He still doesn't know what birds are, to be honest.


Robert dropped the phone even though his mother kept talking.  Her buzzing voice coming out the speaker faded away and was replaced by an approaching roar from the distant.  He slowly turned towards the shore and saw a giant wave approaching the city.  That must be one of those tornadoes he heard about…at least, he thinks they’re called a tornado.  With a sigh, Robert looked down and saw he was still clutching his portfolio he was going to give to the executive.  He slowly opened the folder and saw all his bright colored pictures of hippos, sunflowers and a UFO with waving aliens in it.  They would have loved those nightclubs, he thought to himself as the tsunami hit the shore and everything went black.

Before everything went black, it went a blueish/greenish/whitish color.


On the other end of the phone call, his mother stopped speaking when she realized that Robert wasn’t replying.  She tried to call again but the phone went right to voicemail.  With trembling hands, she turned off the phone and turned to her husband.  “Do you think he’s okay?”

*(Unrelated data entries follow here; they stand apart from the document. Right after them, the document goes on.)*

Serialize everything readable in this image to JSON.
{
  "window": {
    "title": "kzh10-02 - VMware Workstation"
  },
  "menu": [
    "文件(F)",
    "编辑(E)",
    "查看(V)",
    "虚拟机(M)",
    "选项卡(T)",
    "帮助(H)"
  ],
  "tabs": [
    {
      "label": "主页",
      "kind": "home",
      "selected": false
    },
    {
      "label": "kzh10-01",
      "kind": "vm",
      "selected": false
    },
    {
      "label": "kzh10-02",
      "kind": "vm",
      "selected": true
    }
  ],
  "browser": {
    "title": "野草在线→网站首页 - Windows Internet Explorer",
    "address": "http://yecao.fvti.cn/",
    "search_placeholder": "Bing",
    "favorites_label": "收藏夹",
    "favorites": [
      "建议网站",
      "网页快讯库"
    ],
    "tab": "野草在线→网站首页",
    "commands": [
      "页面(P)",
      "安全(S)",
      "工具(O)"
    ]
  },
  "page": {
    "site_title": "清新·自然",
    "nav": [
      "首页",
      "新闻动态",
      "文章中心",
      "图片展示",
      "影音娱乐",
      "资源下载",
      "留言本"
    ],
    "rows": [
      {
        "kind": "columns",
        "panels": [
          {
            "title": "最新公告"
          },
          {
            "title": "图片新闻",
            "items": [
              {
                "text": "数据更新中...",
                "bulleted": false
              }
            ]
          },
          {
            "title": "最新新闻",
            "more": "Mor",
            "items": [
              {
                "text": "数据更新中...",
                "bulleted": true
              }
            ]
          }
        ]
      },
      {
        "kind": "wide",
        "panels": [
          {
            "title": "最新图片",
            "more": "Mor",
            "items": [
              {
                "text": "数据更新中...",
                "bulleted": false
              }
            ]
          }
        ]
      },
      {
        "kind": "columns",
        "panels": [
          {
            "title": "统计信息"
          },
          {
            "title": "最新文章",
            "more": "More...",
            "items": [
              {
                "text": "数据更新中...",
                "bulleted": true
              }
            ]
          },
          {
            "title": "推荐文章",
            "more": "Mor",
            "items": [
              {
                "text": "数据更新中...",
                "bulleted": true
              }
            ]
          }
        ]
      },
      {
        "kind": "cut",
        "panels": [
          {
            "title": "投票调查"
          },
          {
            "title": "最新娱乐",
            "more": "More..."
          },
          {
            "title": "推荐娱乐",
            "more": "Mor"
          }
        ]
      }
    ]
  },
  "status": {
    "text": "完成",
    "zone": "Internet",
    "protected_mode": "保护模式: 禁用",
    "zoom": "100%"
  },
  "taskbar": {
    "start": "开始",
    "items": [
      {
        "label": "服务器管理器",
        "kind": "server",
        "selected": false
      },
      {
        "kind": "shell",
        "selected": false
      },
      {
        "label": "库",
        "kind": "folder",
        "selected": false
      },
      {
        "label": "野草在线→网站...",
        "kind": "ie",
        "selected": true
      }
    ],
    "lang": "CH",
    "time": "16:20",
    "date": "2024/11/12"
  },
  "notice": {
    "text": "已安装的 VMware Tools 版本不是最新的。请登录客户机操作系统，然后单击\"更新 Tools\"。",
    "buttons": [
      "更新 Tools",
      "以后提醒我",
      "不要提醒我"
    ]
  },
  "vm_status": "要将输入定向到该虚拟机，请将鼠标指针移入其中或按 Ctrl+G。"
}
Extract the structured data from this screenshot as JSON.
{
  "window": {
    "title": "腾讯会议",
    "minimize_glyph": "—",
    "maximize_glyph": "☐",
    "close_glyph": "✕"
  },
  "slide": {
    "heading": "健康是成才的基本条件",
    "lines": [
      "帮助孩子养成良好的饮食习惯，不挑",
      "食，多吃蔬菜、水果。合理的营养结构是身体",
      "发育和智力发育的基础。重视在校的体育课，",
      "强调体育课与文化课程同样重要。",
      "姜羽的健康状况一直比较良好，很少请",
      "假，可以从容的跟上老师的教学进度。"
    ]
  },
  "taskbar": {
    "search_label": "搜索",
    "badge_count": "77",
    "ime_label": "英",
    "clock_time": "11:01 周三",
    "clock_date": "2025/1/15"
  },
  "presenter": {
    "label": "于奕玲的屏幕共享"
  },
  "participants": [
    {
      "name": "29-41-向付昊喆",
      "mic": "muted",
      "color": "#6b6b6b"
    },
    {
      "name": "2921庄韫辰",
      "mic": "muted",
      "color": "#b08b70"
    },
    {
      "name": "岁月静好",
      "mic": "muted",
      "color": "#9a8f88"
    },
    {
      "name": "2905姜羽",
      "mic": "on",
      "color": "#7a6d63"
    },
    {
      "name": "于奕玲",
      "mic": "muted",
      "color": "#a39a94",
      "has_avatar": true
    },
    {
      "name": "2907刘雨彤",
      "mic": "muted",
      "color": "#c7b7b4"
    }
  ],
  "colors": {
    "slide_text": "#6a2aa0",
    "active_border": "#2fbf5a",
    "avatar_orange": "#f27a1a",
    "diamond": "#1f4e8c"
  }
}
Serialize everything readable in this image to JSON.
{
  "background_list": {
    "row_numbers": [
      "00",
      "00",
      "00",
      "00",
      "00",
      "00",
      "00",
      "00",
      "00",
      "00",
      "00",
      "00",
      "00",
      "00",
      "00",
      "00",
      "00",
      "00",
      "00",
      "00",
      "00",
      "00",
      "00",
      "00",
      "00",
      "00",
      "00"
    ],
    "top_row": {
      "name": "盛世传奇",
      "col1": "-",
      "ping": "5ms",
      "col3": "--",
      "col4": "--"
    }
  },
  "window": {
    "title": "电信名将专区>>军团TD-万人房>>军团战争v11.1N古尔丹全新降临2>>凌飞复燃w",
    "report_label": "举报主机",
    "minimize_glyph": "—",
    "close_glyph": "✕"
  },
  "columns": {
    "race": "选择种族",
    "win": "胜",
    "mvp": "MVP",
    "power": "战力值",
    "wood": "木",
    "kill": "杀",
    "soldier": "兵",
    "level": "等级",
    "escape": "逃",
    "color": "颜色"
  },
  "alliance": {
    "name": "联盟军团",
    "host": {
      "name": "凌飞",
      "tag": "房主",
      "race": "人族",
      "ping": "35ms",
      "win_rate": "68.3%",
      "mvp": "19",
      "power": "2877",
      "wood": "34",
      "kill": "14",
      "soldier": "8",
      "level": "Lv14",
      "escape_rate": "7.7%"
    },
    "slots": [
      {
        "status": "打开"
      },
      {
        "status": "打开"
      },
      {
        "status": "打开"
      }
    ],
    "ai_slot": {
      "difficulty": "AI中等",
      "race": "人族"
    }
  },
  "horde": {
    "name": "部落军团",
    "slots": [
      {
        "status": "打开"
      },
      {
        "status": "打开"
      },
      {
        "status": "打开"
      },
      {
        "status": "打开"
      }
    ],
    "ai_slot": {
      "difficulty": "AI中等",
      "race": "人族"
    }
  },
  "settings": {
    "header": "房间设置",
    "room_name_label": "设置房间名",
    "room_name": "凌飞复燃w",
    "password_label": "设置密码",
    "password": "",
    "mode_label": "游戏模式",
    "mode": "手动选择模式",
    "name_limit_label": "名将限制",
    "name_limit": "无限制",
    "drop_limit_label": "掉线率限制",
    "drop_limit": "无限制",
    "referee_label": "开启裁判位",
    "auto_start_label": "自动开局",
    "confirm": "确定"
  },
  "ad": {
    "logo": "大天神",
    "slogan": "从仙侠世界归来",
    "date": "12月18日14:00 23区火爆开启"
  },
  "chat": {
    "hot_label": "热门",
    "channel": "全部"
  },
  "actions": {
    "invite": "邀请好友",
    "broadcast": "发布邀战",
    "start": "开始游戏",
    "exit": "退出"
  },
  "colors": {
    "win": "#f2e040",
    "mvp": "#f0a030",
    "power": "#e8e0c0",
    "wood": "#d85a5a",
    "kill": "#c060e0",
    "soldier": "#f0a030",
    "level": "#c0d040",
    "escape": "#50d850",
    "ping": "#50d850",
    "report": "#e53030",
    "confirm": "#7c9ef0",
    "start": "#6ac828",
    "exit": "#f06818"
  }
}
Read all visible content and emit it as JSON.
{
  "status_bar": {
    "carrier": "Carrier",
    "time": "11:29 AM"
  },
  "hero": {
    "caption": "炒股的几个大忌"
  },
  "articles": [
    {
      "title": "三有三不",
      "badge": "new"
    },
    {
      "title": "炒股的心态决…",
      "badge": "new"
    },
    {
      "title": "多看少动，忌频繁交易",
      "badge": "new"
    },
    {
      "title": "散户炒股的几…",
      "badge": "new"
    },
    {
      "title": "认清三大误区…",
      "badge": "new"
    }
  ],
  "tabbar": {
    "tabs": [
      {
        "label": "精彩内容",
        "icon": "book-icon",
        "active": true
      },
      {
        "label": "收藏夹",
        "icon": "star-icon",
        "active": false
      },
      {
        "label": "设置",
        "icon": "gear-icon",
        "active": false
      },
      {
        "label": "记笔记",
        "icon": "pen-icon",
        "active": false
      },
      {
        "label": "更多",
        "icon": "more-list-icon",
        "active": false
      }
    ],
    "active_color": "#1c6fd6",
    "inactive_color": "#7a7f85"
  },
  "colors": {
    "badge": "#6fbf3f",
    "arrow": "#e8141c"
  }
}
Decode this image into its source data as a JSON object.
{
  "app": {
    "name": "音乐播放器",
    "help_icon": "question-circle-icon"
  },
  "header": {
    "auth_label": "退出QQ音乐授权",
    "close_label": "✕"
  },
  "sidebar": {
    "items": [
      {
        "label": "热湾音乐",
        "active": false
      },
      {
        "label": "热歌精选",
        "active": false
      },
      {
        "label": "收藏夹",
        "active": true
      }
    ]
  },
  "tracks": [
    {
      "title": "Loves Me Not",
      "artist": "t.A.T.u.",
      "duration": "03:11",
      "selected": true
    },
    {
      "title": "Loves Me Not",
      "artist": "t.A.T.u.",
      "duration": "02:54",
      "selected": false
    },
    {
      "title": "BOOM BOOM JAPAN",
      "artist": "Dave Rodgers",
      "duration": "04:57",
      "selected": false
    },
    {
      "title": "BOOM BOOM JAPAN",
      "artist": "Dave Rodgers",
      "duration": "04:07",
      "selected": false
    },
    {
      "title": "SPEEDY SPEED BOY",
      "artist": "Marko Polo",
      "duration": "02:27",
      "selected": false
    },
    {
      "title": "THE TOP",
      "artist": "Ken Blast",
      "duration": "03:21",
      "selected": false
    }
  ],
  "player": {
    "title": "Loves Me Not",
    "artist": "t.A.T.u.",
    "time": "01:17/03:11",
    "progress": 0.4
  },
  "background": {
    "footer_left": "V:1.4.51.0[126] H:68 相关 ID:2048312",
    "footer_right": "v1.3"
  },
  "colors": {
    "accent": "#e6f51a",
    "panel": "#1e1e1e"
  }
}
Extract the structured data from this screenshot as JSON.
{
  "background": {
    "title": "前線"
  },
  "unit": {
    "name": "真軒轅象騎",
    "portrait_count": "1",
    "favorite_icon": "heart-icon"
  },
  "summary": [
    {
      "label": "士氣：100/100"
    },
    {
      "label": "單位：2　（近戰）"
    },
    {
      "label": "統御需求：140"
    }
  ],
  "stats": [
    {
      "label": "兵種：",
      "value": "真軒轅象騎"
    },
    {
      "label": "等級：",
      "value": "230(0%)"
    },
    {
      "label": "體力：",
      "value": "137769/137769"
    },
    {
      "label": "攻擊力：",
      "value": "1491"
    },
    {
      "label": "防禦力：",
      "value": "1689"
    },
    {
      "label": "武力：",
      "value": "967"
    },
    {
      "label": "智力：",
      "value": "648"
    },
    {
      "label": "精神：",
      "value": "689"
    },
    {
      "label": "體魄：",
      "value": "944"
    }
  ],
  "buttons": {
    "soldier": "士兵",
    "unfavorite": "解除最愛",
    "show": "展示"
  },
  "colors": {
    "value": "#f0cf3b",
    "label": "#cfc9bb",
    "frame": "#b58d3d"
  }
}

“He better be,” her husband replied, “we spend a lot of money to have that rabbit’s foot put in his small intestine when we adopted him.”


At that moment, Robert’s dark world started to brighten as his eyes opened.  He didn’t remember the wave hitting him or how he got to where he was but he found himself floating on a buoyant piece of office furniture.  He pushed himself up to a sitting position and gazed at all the destruction around him.  He chuckled slightly to himself, “Stupid tornado.”

Also, he never got another chance to try and get the job because...
well...it would be Spoilers for the film if I  told you.  That, and Robert was
clearly not qualified.



Well, there you have it, the strange, strange odyssey of Robert Klimmer; the man in the background of single shot in San Andreas.  Stay tuned, who knows when inspiration will strike again and I see something in a film that needs a completely ridiculous and totally made up backstory.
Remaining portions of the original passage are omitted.